Die von mir in der vergangenen Woche getätigte Reise nach Dagebüll zeigte mir, dass selbst eine banale Fährfahrt erlebnisreich sein kann und mit dem Personal an Bord steht und fällt. Mit dieser „Reiseberichterstattung“ soll niemand an den großen Pranger gestellt werden, doch vielleicht wäre es im heutigen Wettkampf um Urlaubsgäste wert, dem Geschriebenen Beachtung zu schenken.
Der Grund meiner Reise, die ich um 7.15 Uhr ab Wittdün mit der MS „Schleswig-Holstein“ Richtung Dagebüll startete, war ein kurzfristig zugewiesener Facharztbesuch in Flensburg. Einen Fährplatz konnte ich für Hin- und Zurück nur noch für mein Motorrad buchen, bei dem traumhaften Wetter aber auch keine Qual und ein wenig günstiger noch dazu. Wenn auch die Verpflichtung der Anmeldung des Kraftrades nicht gleichbedeutend ist mit dem Anspruch auf einen „normalen“ Stellplatz auf den Fähren. Auf dem zugewiesenen „Stellplatz“, hart an der Bordwand auf dem Achterdeck Steuerbordseite bezog ich somit mit meiner Maschine Stellung und bockte sie auf den Mittelständer. Mit Keilen vor und hinter dem Hinterrad wurde die Parkposition fixiert. Diese zusätzliche Sicherheit erlangt im Verlauf der Fahrt noch an Bedeutung.

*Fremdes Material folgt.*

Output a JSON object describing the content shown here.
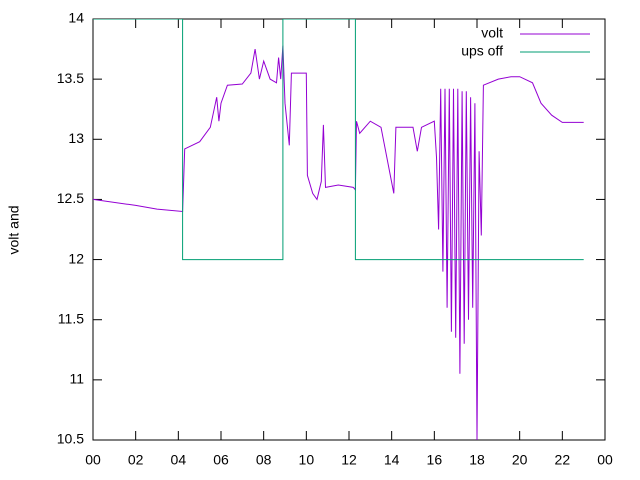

Im Salon gesellte ich mich zu einer befreundeten Familie an den Tisch. Das junge Ehepaar war mit ihrer kleinen Tochter auf dem Weg nach Föhr. Im angeregten Gespräch unterbrochen, galt es der barschen Ansage der weiblichen Bedienung: „Der Wickelraum befindet sich ein Deck tiefer“, Aufmerksamkeit zu schenken. Holla guten Morgen. Zeit für das Frühgebet. Hat sich der zwergige Fahrgast, der noch nicht eigenständig laufen kann, etwa mit rosa Wangen verdächtig gemacht, sich seines Darmes zu entleeren?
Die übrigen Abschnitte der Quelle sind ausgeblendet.